ADOPTION lines between Ireland and Vietnam are set to reopen by autumn, the Herald can reveal.

Intense negotiations, aimed at allowing Irish couples to adopt children from the Asian country, should reach a conclusion by June.

The news will come as a massive boost to around 200 families who were in the process of adopting a child from Vietnam when a bilateral adoption agreement ended in May 2009.

Efforts are also underway to open channels with agencies in Russia and Ethiopia which have not signed up to stricter rules under the Hague Convention.

Children's Minister Frances Fitzgerald told the Herald today that a delegation from Vietnam is due in Dublin before June.

She acknowledged that people have been "disappointed so often in relation to this" but said officials have overcome all remaining roadblocks.

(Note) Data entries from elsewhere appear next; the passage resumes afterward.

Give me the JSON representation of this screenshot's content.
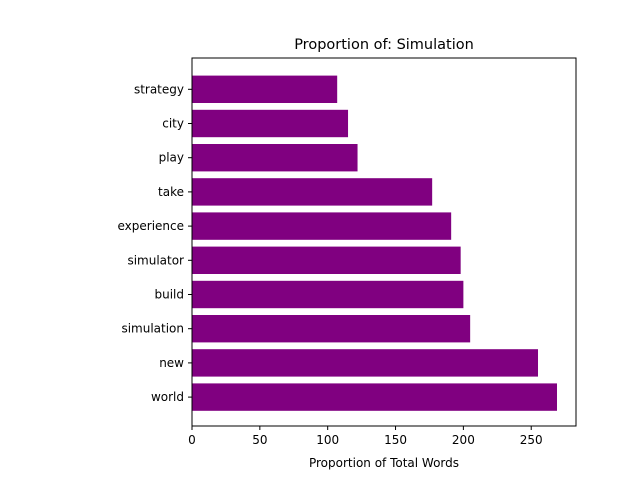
{
  "chart_data": {
    "type": "bar",
    "orientation": "horizontal",
    "title": "Proportion of: Simulation",
    "xlabel": "Proportion of Total Words",
    "ylabel": "",
    "categories": [
      "world",
      "new",
      "simulation",
      "build",
      "simulator",
      "experience",
      "take",
      "play",
      "city",
      "strategy"
    ],
    "values": [
      269,
      255,
      205,
      200,
      198,
      191,
      177,
      122,
      115,
      107
    ],
    "xlim": [
      0,
      283
    ],
    "xticks": [
      0,
      50,
      100,
      150,
      200,
      250
    ],
    "grid": false,
    "bar_color": "#800080"
  }
}
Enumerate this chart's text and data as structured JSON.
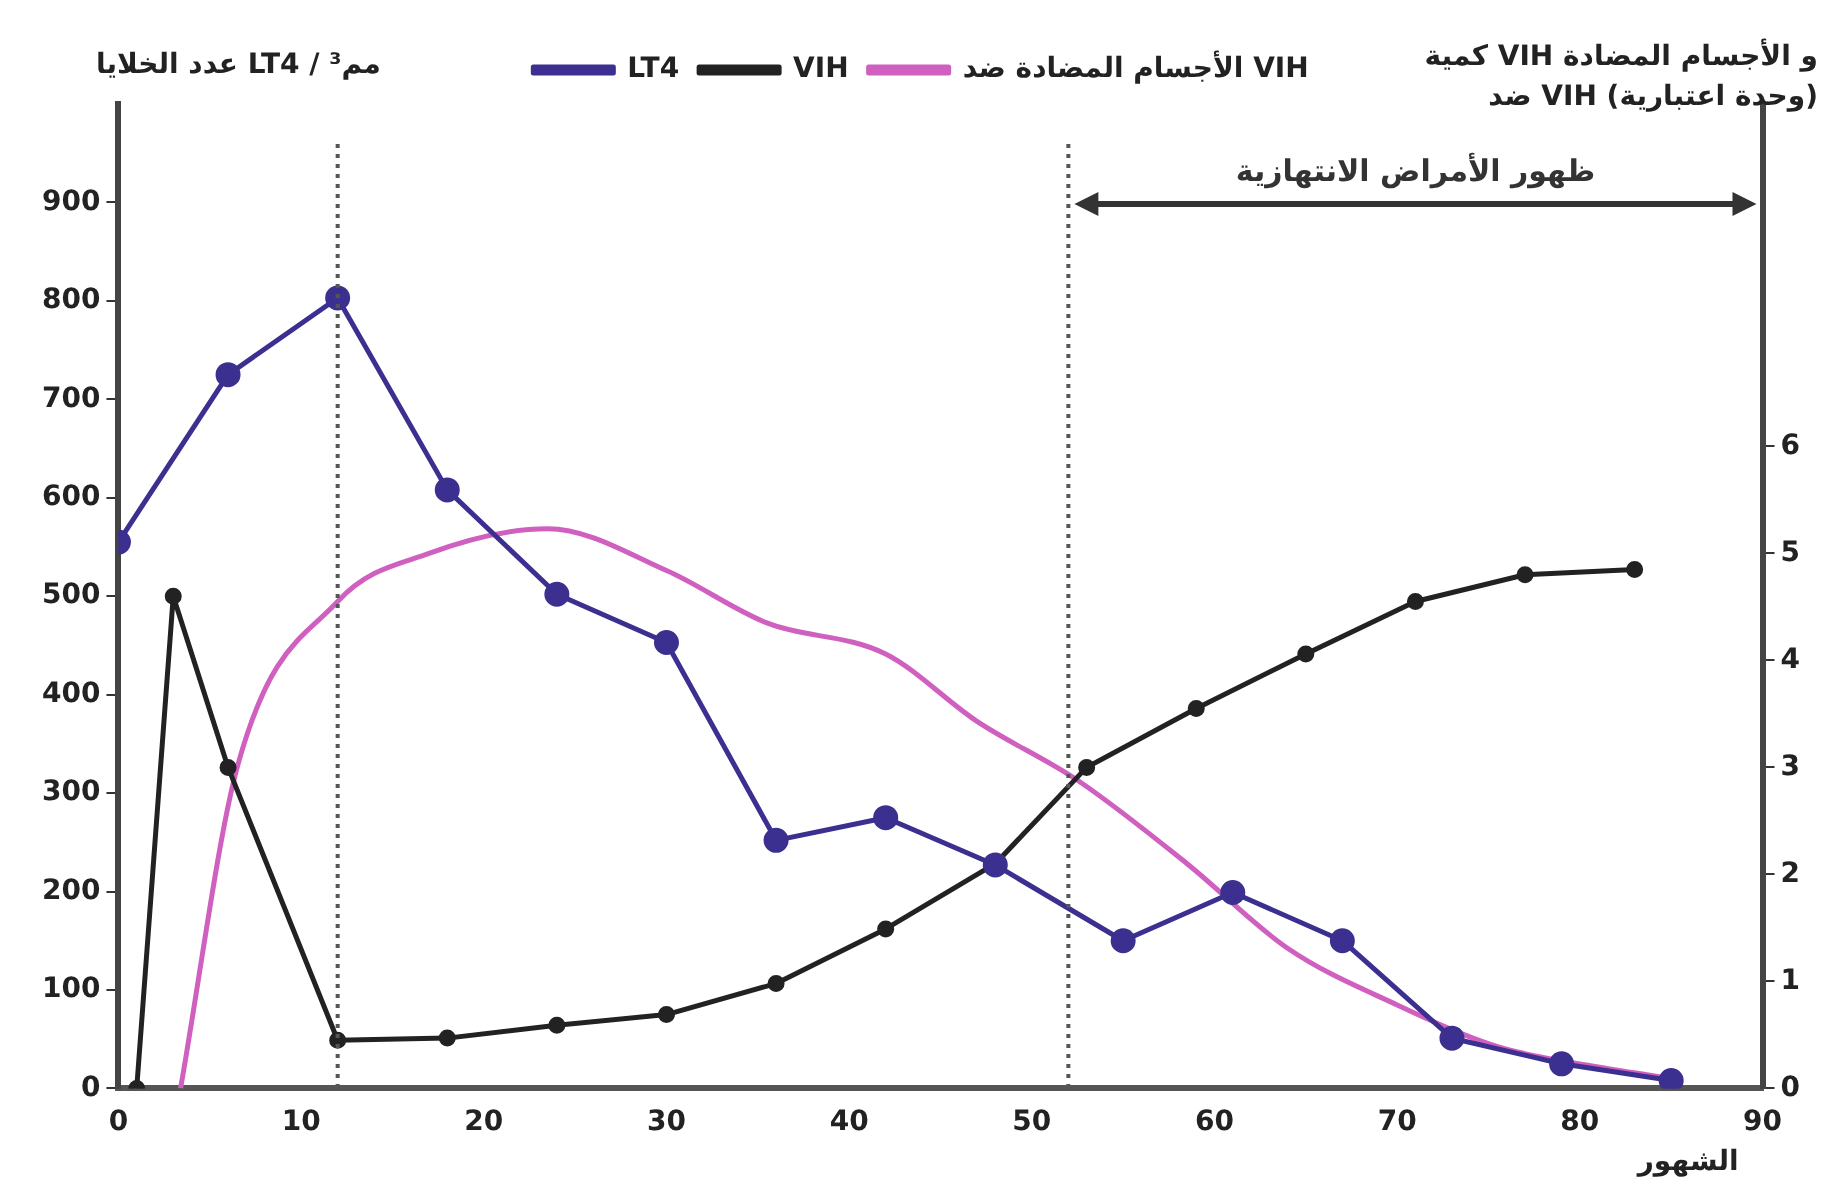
{
  "chart_data": {
    "type": "line",
    "xlabel": "الشهور",
    "ylabel": "عدد الخلايا LT4 / مم³",
    "y2label": "كمية VIH و الأجسام المضادة\nضد VIH (وحدة اعتبارية)",
    "xlim": [
      0,
      90
    ],
    "xticks": [
      0,
      10,
      20,
      30,
      40,
      50,
      60,
      70,
      80,
      90
    ],
    "ylim": [
      0,
      1000
    ],
    "yticks": [
      0,
      100,
      200,
      300,
      400,
      500,
      600,
      700,
      800,
      900
    ],
    "y2lim": [
      0,
      9.2
    ],
    "y2ticks": [
      0,
      1,
      2,
      3,
      4,
      5,
      6
    ],
    "grid": false,
    "legend": "top",
    "line_style": "solid",
    "series": [
      {
        "name": "LT4",
        "color": "#3b2f8f",
        "marker": "circle",
        "x": [
          0,
          6,
          12,
          18,
          24,
          30,
          36,
          42,
          48,
          55,
          61,
          67,
          73,
          79,
          85
        ],
        "values": [
          555,
          725,
          803,
          608,
          502,
          453,
          252,
          275,
          227,
          150,
          199,
          150,
          51,
          25,
          8
        ]
      },
      {
        "name": "VIH",
        "color": "#222222",
        "marker": "circle",
        "axis": "y2",
        "x": [
          1,
          3,
          6,
          12,
          18,
          24,
          30,
          36,
          42,
          48,
          53,
          59,
          65,
          71,
          77,
          83
        ],
        "values": [
          0,
          4.6,
          3.0,
          0.45,
          0.47,
          0.59,
          0.69,
          0.98,
          1.49,
          2.1,
          3.0,
          3.55,
          4.06,
          4.55,
          4.8,
          4.85
        ]
      },
      {
        "name": "الأجسام المضادة ضد VIH",
        "color": "#d060c0",
        "marker": "none",
        "axis": "y2",
        "x": [
          3.4,
          6.5,
          12,
          17,
          23.5,
          30,
          35.5,
          42,
          47,
          52.5,
          58.5,
          64,
          70,
          75.5,
          81,
          85.5
        ],
        "values": [
          0,
          3.0,
          4.55,
          5.0,
          5.23,
          4.84,
          4.35,
          4.06,
          3.43,
          2.88,
          2.1,
          1.31,
          0.78,
          0.39,
          0.2,
          0.08
        ]
      }
    ],
    "ref_lines": [
      {
        "axis": "x",
        "value": 12,
        "line_style": "dotted",
        "color": "#555555"
      },
      {
        "axis": "x",
        "value": 52,
        "line_style": "dotted",
        "color": "#555555"
      }
    ],
    "annotations": [
      "ظهور الأمراض الانتهازية"
    ]
  }
}
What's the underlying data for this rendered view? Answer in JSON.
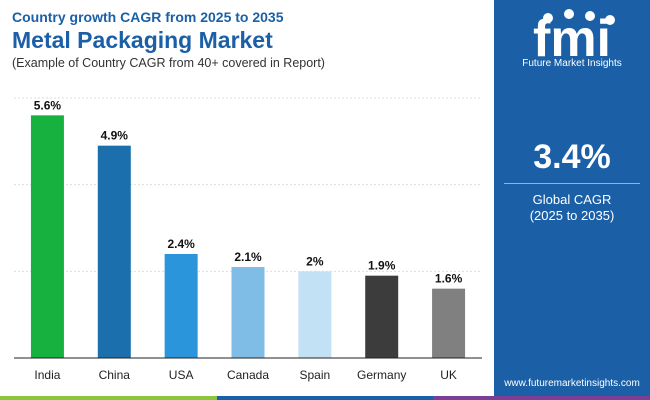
{
  "header": {
    "subtitle_top": "Country growth CAGR from 2025 to 2035",
    "title": "Metal Packaging Market",
    "note": "(Example of Country CAGR from 40+ covered in Report)"
  },
  "panel": {
    "brand_letters": "fmi",
    "brand_name": "Future Market Insights",
    "cagr_value": "3.4%",
    "cagr_label": "Global CAGR",
    "cagr_period": "(2025 to 2035)",
    "website": "www.futuremarketinsights.com"
  },
  "colors": {
    "title": "#1b5fa6",
    "panel": "#1b5fa6",
    "footer": [
      "#8cc63f",
      "#1b5fa6",
      "#7b3f98"
    ]
  },
  "chart_data": {
    "type": "bar",
    "title": "Metal Packaging Market",
    "xlabel": "",
    "ylabel": "",
    "ylim": [
      0,
      6
    ],
    "grid": true,
    "categories": [
      "India",
      "China",
      "USA",
      "Canada",
      "Spain",
      "Germany",
      "UK"
    ],
    "values": [
      5.6,
      4.9,
      2.4,
      2.1,
      2.0,
      1.9,
      1.6
    ],
    "labels": [
      "5.6%",
      "4.9%",
      "2.4%",
      "2.1%",
      "2%",
      "1.9%",
      "1.6%"
    ],
    "bar_colors": [
      "#16b13e",
      "#1b6fad",
      "#2a95db",
      "#7fbde6",
      "#c3e1f5",
      "#3c3c3c",
      "#808080"
    ]
  }
}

"We will open up Vietnam," she confirmed, noting that huge progress was made when she travelled there last year.

"Given the visit I had and the very position response, I'm expecting the Vietnamese authorities over here before June and I'm hoping that at that point we will have clarified any of the issue.


"There is no reason why adoptions shouldn't open up between Ireland and Vietnam."

Some 19 couples were at an advanced stage of adopting a Vietnamese child when the inter-country agreement lapsed in May 2009. Another 200 were at an early stage in the process.

Many of those have been left in limbo ever since, but Ms Fitzgerald said she is now determined to resolve the issue to get an answer to the adoption situation.

Ms Fitzgerald said that there is a changed environment since Ireland ratified the Hague Convention in 2010.

"We have a changed situation. In terms of preparation for it, many parents have been taken aback at the change," said the minister.

Her department was working to re-open connections with Russia and Ethiopia.

"There is a lot of work under way. Many Irish parents have adopted from Ethiopia and they want to adopt a second child.

"Ethiopia hasn't signed the Hague Convention but I took a decision to see if our laws can be compatible with what they are doing. I did the same with Russia," Ms Fitzgerald told the Herald.